Note that key generation is dominated by the syndrome computation necessary to obtain the verification key, while sampling the signing key has a negligible cost. The signing operation is the most expensive, which makes sense, while the verification is of the same order of magnitude as the key generation. Both signing and verification algorithm are relatively fast but could be sped up even further, since the hash function used was, at the time the measurements were taken, not optimized to run in such a small device.

7. Conclusions

In this paper, we have presented a new construction for a one-time signature scheme based on coding theory assumptions. In particular, our scheme uses quasi-cyclic codes and relies on the hardness of the quasi-cyclic version of the syndrome decoding problem (QC-SDP), while making use of the inherent ring structure for its arithmetic properties. Quasi-cyclic codes allow for a compact description, and a drastic reduction in the public key size, resulting in a very lightweight scheme.
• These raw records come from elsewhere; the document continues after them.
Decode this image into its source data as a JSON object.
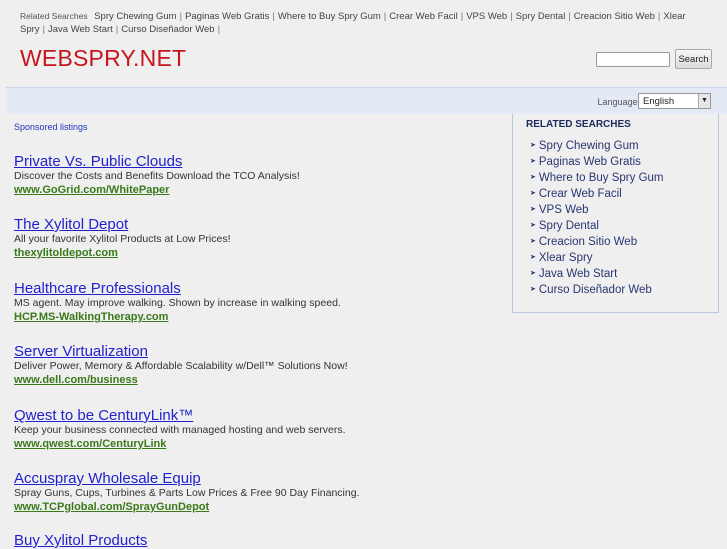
{
  "top": {
    "label": "Related Searches",
    "links": [
      "Spry Chewing Gum",
      "Paginas Web Gratis",
      "Where to Buy Spry Gum",
      "Crear Web Facil",
      "VPS Web",
      "Spry Dental",
      "Creacion Sitio Web",
      "Xlear Spry",
      "Java Web Start",
      "Curso Diseñador Web"
    ]
  },
  "logo": "WEBSPRY.NET",
  "search": {
    "value": "",
    "button": "Search"
  },
  "language": {
    "label": "Language:",
    "selected": "English"
  },
  "sponsored": "Sponsored listings",
  "ads": [
    {
      "title": "Private Vs. Public Clouds",
      "desc": "Discover the Costs and Benefits Download the TCO Analysis!",
      "url": "www.GoGrid.com/WhitePaper"
    },
    {
      "title": "The Xylitol Depot",
      "desc": "All your favorite Xylitol Products at Low Prices!",
      "url": "thexylitoldepot.com"
    },
    {
      "title": "Healthcare Professionals",
      "desc": "MS agent. May improve walking. Shown by increase in walking speed.",
      "url": "HCP.MS-WalkingTherapy.com"
    },
    {
      "title": "Server Virtualization",
      "desc": "Deliver Power, Memory & Affordable Scalability w/Dell™ Solutions Now!",
      "url": "www.dell.com/business"
    },
    {
      "title": "Qwest to be CenturyLink™",
      "desc": "Keep your business connected with managed hosting and web servers.",
      "url": "www.qwest.com/CenturyLink"
    },
    {
      "title": "Accuspray Wholesale Equip",
      "desc": "Spray Guns, Cups, Turbines & Parts Low Prices & Free 90 Day Financing.",
      "url": "www.TCPglobal.com/SprayGunDepot"
    },
    {
      "title": "Buy Xylitol Products"
    }
  ],
  "sidebar": {
    "title": "RELATED SEARCHES",
    "items": [
      "Spry Chewing Gum",
      "Paginas Web Gratis",
      "Where to Buy Spry Gum",
      "Crear Web Facil",
      "VPS Web",
      "Spry Dental",
      "Creacion Sitio Web",
      "Xlear Spry",
      "Java Web Start",
      "Curso Diseñador Web"
    ]
  }
}
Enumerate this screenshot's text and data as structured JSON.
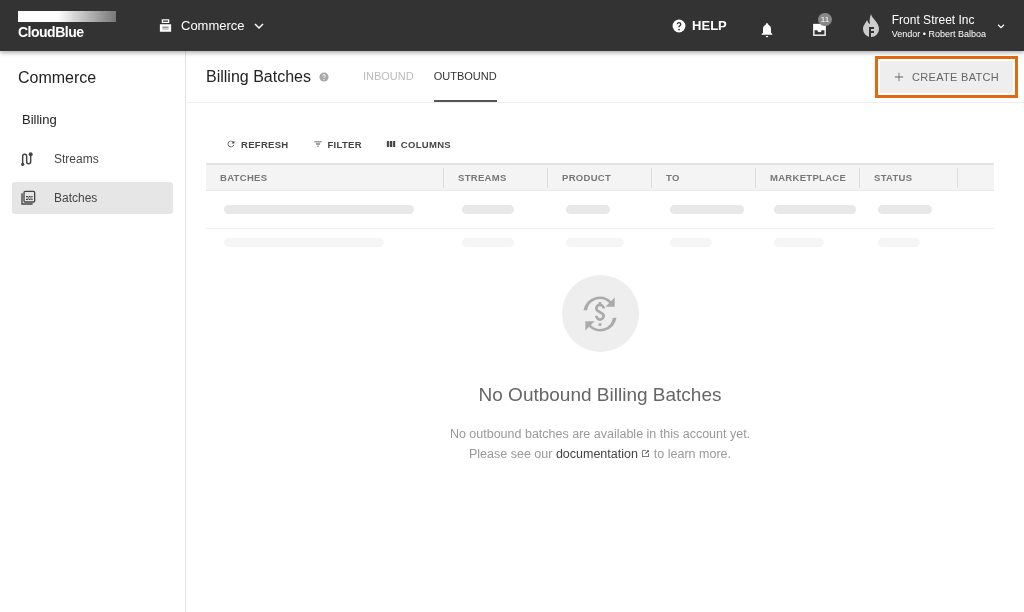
{
  "header": {
    "logo": "CloudBlue",
    "module": "Commerce",
    "help": "HELP",
    "notification_count": "11",
    "account": {
      "name": "Front Street Inc",
      "role": "Vendor • Robert Balboa"
    }
  },
  "sidebar": {
    "title": "Commerce",
    "section": "Billing",
    "items": [
      {
        "label": "Streams",
        "kind": "streams",
        "selected": false
      },
      {
        "label": "Batches",
        "kind": "batches",
        "selected": true
      }
    ]
  },
  "page": {
    "title": "Billing Batches",
    "tabs": [
      {
        "label": "INBOUND",
        "selected": false
      },
      {
        "label": "OUTBOUND",
        "selected": true
      }
    ],
    "create_button": {
      "label": "CREATE BATCH",
      "highlighted": true
    }
  },
  "toolbar": [
    {
      "label": "REFRESH",
      "kind": "refresh"
    },
    {
      "label": "FILTER",
      "kind": "filter"
    },
    {
      "label": "COLUMNS",
      "kind": "columns"
    }
  ],
  "table": {
    "columns": [
      "BATCHES",
      "STREAMS",
      "PRODUCT",
      "TO",
      "MARKETPLACE",
      "STATUS"
    ]
  },
  "empty_state": {
    "title": "No Outbound Billing Batches",
    "line_1": "No outbound batches are available in this account yet.",
    "line_2_before": "Please see our",
    "link": "documentation",
    "line_2_after": "to learn more."
  }
}
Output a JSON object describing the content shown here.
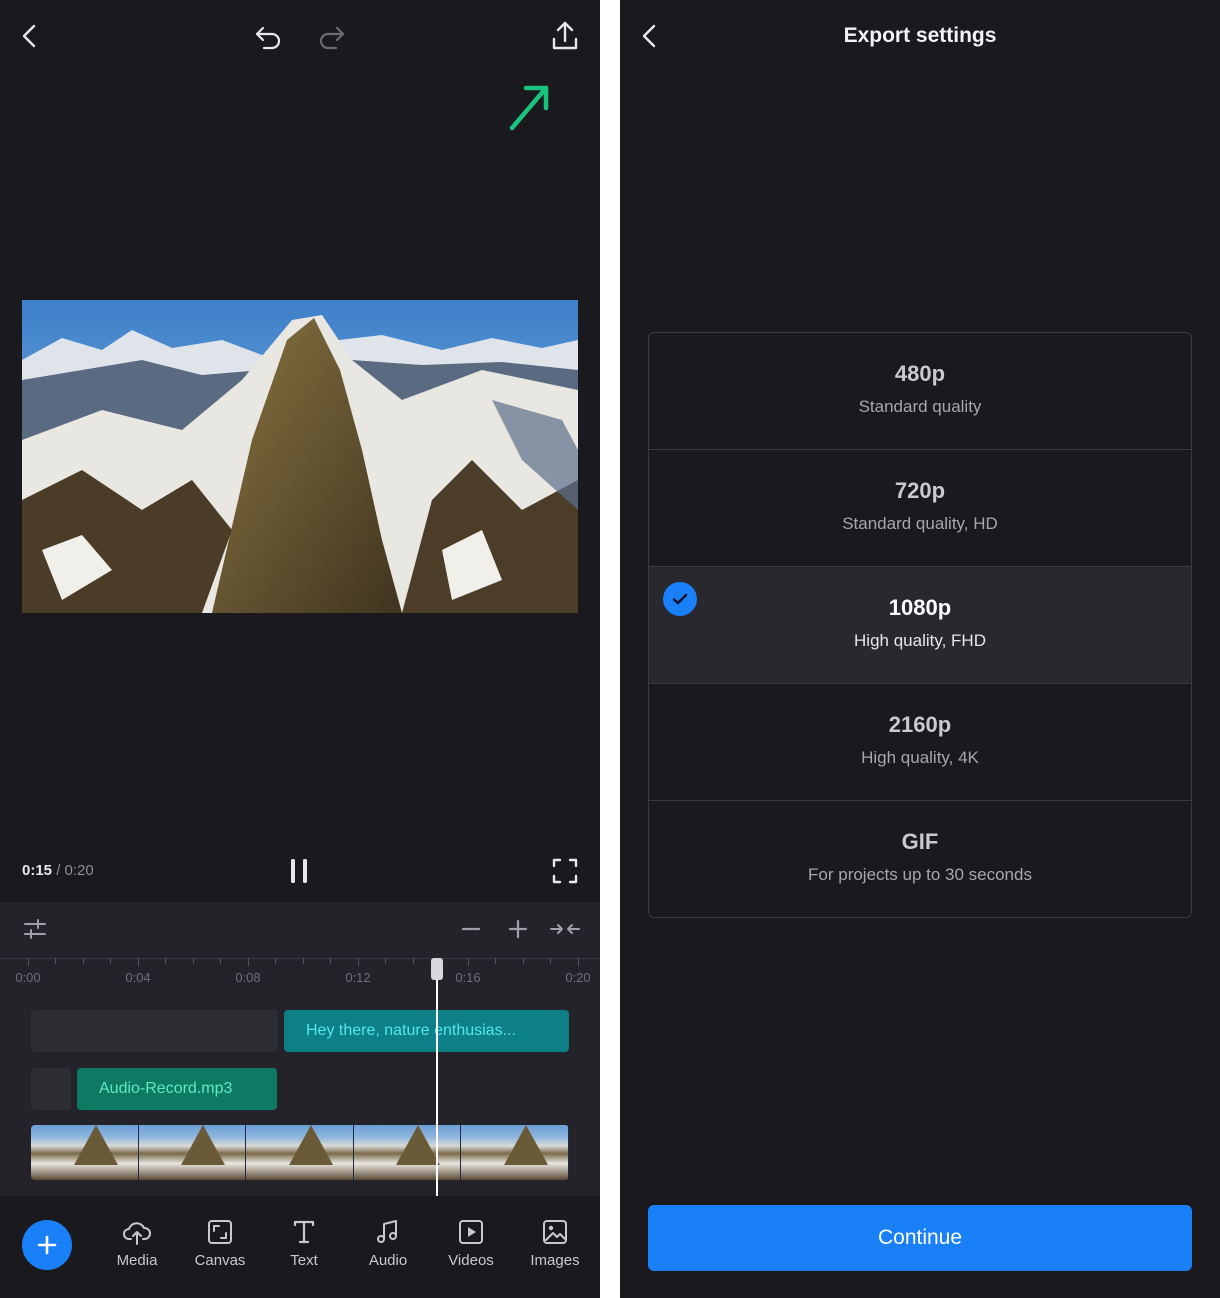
{
  "editor": {
    "time": {
      "current": "0:15",
      "separator": " / ",
      "total": "0:20"
    },
    "ruler": [
      "0:00",
      "0:04",
      "0:08",
      "0:12",
      "0:16",
      "0:20"
    ],
    "tracks": {
      "text_clip": "Hey there, nature enthusias...",
      "audio_clip": "Audio-Record.mp3"
    },
    "nav": [
      {
        "label": "Media",
        "icon": "upload-cloud-icon"
      },
      {
        "label": "Canvas",
        "icon": "canvas-icon"
      },
      {
        "label": "Text",
        "icon": "text-icon"
      },
      {
        "label": "Audio",
        "icon": "music-note-icon"
      },
      {
        "label": "Videos",
        "icon": "video-icon"
      },
      {
        "label": "Images",
        "icon": "image-icon"
      }
    ],
    "colors": {
      "accent": "#1a80f7",
      "annotation_arrow": "#19c37d"
    }
  },
  "export": {
    "title": "Export settings",
    "options": [
      {
        "name": "480p",
        "desc": "Standard quality",
        "selected": false
      },
      {
        "name": "720p",
        "desc": "Standard quality, HD",
        "selected": false
      },
      {
        "name": "1080p",
        "desc": "High quality, FHD",
        "selected": true
      },
      {
        "name": "2160p",
        "desc": "High quality, 4K",
        "selected": false
      },
      {
        "name": "GIF",
        "desc": "For projects up to 30 seconds",
        "selected": false
      }
    ],
    "continue_label": "Continue"
  }
}
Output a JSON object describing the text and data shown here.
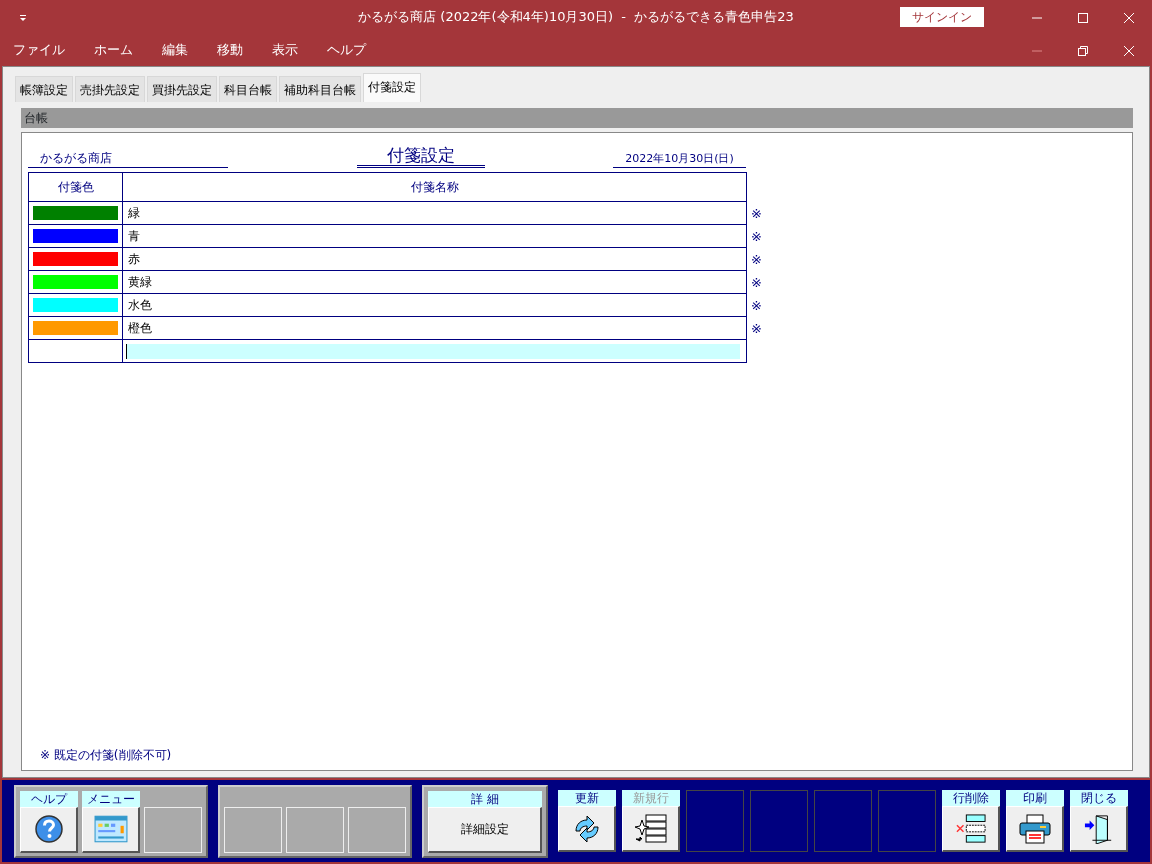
{
  "window": {
    "title": "かるがる商店 (2022年(令和4年)10月30日)  -  かるがるできる青色申告23",
    "signin": "サインイン"
  },
  "menu": [
    "ファイル",
    "ホーム",
    "編集",
    "移動",
    "表示",
    "ヘルプ"
  ],
  "tabs": [
    {
      "label": "帳簿設定",
      "selected": false
    },
    {
      "label": "売掛先設定",
      "selected": false
    },
    {
      "label": "買掛先設定",
      "selected": false
    },
    {
      "label": "科目台帳",
      "selected": false
    },
    {
      "label": "補助科目台帳",
      "selected": false
    },
    {
      "label": "付箋設定",
      "selected": true
    }
  ],
  "section_header": "台帳",
  "report": {
    "title": "付箋設定",
    "company": "かるがる商店",
    "date": "2022年10月30日(日)",
    "columns": [
      "付箋色",
      "付箋名称"
    ],
    "rows": [
      {
        "color": "#008000",
        "name": "緑",
        "mark": "※"
      },
      {
        "color": "#0000ff",
        "name": "青",
        "mark": "※"
      },
      {
        "color": "#ff0000",
        "name": "赤",
        "mark": "※"
      },
      {
        "color": "#00ff00",
        "name": "黄緑",
        "mark": "※"
      },
      {
        "color": "#00ffff",
        "name": "水色",
        "mark": "※"
      },
      {
        "color": "#ff9900",
        "name": "橙色",
        "mark": "※"
      }
    ],
    "new_row": {
      "focused": true
    },
    "footnote": "※ 既定の付箋(削除不可)"
  },
  "toolbar": [
    {
      "kind": "panel",
      "buttons": [
        {
          "kind": "help",
          "label": "ヘルプ",
          "disabled": false
        },
        {
          "kind": "menu",
          "label": "メニュー",
          "disabled": false
        },
        {
          "kind": "blank"
        }
      ]
    },
    {
      "kind": "panel",
      "buttons": [
        {
          "kind": "blank"
        },
        {
          "kind": "blank"
        },
        {
          "kind": "blank"
        }
      ]
    },
    {
      "kind": "panel",
      "buttons": [
        {
          "kind": "text",
          "label": "詳 細",
          "text": "詳細設定",
          "disabled": false
        }
      ]
    },
    {
      "kind": "loose",
      "buttons": [
        {
          "kind": "refresh",
          "label": "更新",
          "disabled": false
        },
        {
          "kind": "newrow",
          "label": "新規行",
          "disabled": true
        },
        {
          "kind": "empty"
        },
        {
          "kind": "empty"
        },
        {
          "kind": "empty"
        },
        {
          "kind": "empty"
        },
        {
          "kind": "deleterow",
          "label": "行削除",
          "disabled": false
        },
        {
          "kind": "print",
          "label": "印刷",
          "disabled": false
        },
        {
          "kind": "close",
          "label": "閉じる",
          "disabled": false
        }
      ]
    }
  ]
}
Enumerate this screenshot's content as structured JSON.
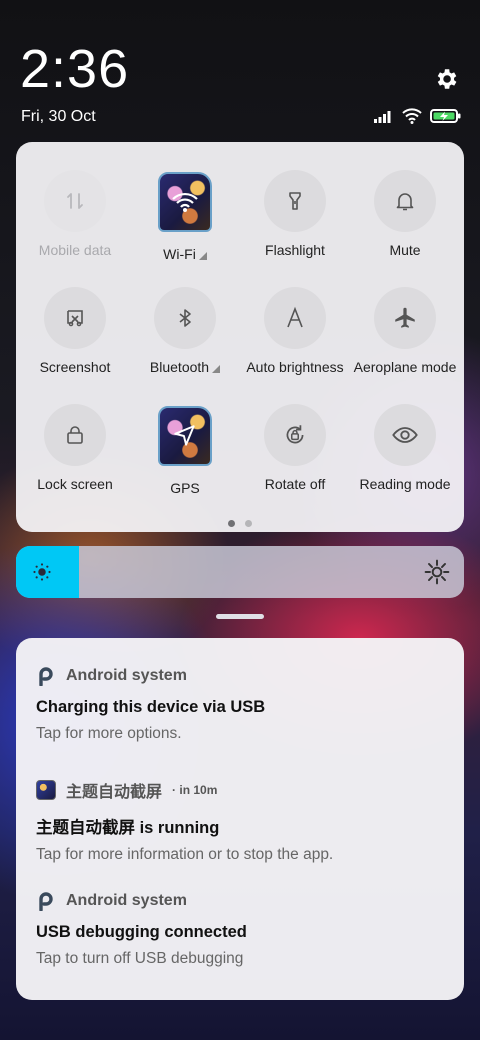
{
  "status": {
    "time": "2:36",
    "date": "Fri, 30 Oct",
    "icons": [
      "signal-icon",
      "wifi-icon",
      "battery-charging-icon"
    ]
  },
  "quick_settings": {
    "tiles": [
      {
        "label": "Mobile data",
        "icon": "mobile-data-icon",
        "state": "disabled"
      },
      {
        "label": "Wi-Fi",
        "icon": "wifi-icon",
        "state": "on",
        "expandable": true
      },
      {
        "label": "Flashlight",
        "icon": "flashlight-icon",
        "state": "off"
      },
      {
        "label": "Mute",
        "icon": "bell-icon",
        "state": "off"
      },
      {
        "label": "Screenshot",
        "icon": "screenshot-icon",
        "state": "off"
      },
      {
        "label": "Bluetooth",
        "icon": "bluetooth-icon",
        "state": "off",
        "expandable": true
      },
      {
        "label": "Auto brightness",
        "icon": "auto-brightness-icon",
        "state": "off"
      },
      {
        "label": "Aeroplane mode",
        "icon": "airplane-icon",
        "state": "off"
      },
      {
        "label": "Lock screen",
        "icon": "lock-icon",
        "state": "off"
      },
      {
        "label": "GPS",
        "icon": "gps-icon",
        "state": "on"
      },
      {
        "label": "Rotate off",
        "icon": "rotate-lock-icon",
        "state": "off"
      },
      {
        "label": "Reading mode",
        "icon": "eye-icon",
        "state": "off"
      }
    ],
    "page_indicator": {
      "current": 1,
      "total": 2
    }
  },
  "brightness": {
    "level": 0.14,
    "accent": "#00c8f5"
  },
  "notifications": [
    {
      "app": "Android system",
      "time": "",
      "title": "Charging this device via USB",
      "text": "Tap for more options."
    },
    {
      "app": "主题自动截屏",
      "time": "in 10m",
      "title": "主题自动截屏 is running",
      "text": "Tap for more information or to stop the app."
    },
    {
      "app": "Android system",
      "time": "",
      "title": "USB debugging connected",
      "text": "Tap to turn off USB debugging"
    }
  ]
}
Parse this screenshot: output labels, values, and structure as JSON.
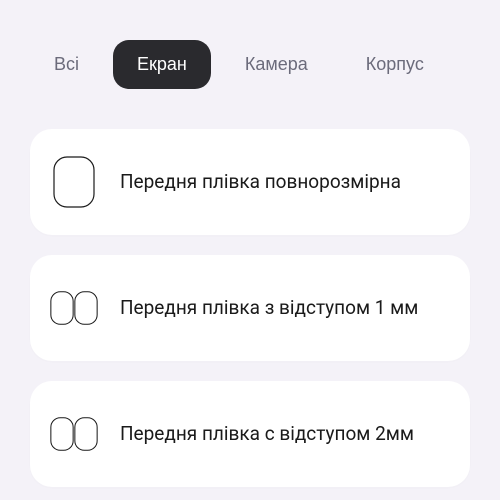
{
  "tabs": [
    {
      "id": "all",
      "label": "Всі",
      "active": false
    },
    {
      "id": "screen",
      "label": "Екран",
      "active": true
    },
    {
      "id": "camera",
      "label": "Камера",
      "active": false
    },
    {
      "id": "case",
      "label": "Корпус",
      "active": false
    }
  ],
  "options": [
    {
      "id": "front-full",
      "label": "Передня плівка повнорозмірна",
      "icon": "single-rect"
    },
    {
      "id": "front-1mm",
      "label": "Передня плівка з відступом 1 мм",
      "icon": "double-rect"
    },
    {
      "id": "front-2mm",
      "label": "Передня плівка с відступом 2мм",
      "icon": "double-rect"
    }
  ]
}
In addition, the ring arithmetic, similar to Lyubashevsky’s lattice-based proposal, is very efficient, and we expect to obtain extremely fast and practical implementations. Thanks to all these features, as well as the simplicity of its design, our protocol is very competitive: it features a compact public key, fast signing and verification algorithms, and the signature size is much shorter than other one-time secure code-based protocols. In particular, the protocol is naturally very appealing in lightweight applications, where resources are limited and aspects such as execution time and memory requirements are of crucial importance. Examples could be embedded devices such as microprocessors, or the Internet-of-Things (IoT). Moreover, our scheme could be a very efficient solution for protocols that require only one-time signatures as building blocks, such as the work of [38] based on the k-repetition paradigm.

In summary, we believe that our proposal represents a very interesting solution per se, as well as an important step forward in the long quest for an efficient code-based signature scheme.